Une fois Franck Elong Abé passé en détention ordinaire, son comportement continue d'être observé : ce n'est pas parce qu'un détenu est en détention ordinaire qu'il ne peut pas retourner à l'isolement. Mais aucune information, aucun élément, aucun signal d'alerte le concernant ne permettait de laisser penser à des signes avant-coureurs d'un passage à l'acte violent.
S'agissant du traitement des incidents par les commissions de discipline, je me dois, une fois encore, de rester à ma place. Je ne suis que le capitaine délégué local au renseignement pénitentiaire, je ne préside pas ces commissions, n'assiste pas aux échanges et ne peux porter de jugement sur les sanctions prononcées. Qui suis-je pour dire si un détenu a été assez ou insuffisamment sanctionné ? Qui suis-je pour juger mes directeurs ? C'est plutôt à eux qu'il revient de répondre à ces questions.
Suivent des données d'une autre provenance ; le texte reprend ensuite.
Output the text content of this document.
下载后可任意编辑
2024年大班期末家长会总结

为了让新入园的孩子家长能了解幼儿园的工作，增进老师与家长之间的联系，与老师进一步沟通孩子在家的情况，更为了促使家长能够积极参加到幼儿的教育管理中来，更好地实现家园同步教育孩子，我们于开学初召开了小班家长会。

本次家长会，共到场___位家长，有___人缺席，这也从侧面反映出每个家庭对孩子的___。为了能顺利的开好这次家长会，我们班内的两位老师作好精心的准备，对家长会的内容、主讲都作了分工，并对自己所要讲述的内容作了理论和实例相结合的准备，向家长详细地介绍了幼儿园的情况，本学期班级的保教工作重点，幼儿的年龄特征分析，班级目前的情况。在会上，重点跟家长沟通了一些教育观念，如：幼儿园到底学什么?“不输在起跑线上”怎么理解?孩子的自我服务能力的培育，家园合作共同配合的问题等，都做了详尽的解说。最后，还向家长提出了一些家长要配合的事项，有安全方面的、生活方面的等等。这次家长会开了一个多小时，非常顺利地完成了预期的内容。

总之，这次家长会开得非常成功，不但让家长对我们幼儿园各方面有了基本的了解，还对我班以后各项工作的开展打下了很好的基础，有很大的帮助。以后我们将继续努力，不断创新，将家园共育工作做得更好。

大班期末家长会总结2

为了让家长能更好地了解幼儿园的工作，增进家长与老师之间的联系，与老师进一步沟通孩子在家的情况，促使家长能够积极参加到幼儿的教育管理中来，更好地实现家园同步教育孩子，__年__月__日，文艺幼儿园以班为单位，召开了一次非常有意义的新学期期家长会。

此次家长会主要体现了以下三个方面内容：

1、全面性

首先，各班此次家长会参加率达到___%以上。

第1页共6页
Vous m'avez interrogé sur ma réaction le 2 mars 2022. Quand j'ai constaté qu'il ne s'agissait pas d'un malaise mais que l'on était face à une agression, voire un meurtre, j'ai été choqué. Je me suis posé de nombreuses questions, me demandant ce que nous n'aurions éventuellement pas détecté. Je me suis rapproché de l'ensemble de mes collaborateurs, officiers des bâtiments, agents, capteurs humains, pour savoir si des informations n'avaient pas été remontées, si nous aurions pu anticiper une tension, quelque chose de palpable, et j'ai bien compris que nous étions tous surpris par cet acte subit. Très rapidement, je me suis mis à la recherche de ces informations. J'ai passé beaucoup de temps à examiner les enregistrements de la vidéo-surveillance, à observer ce qui s'était passé au cours des promenades et des activités la veille pour essayer de comprendre si des observations avaient pu ne pas être remontées du personnel à la hiérarchie. Très vite aussi, j'ai rencontré beaucoup de détenus et essayé de recueillir des informations permettant d'expliquer ce qui s'était passé.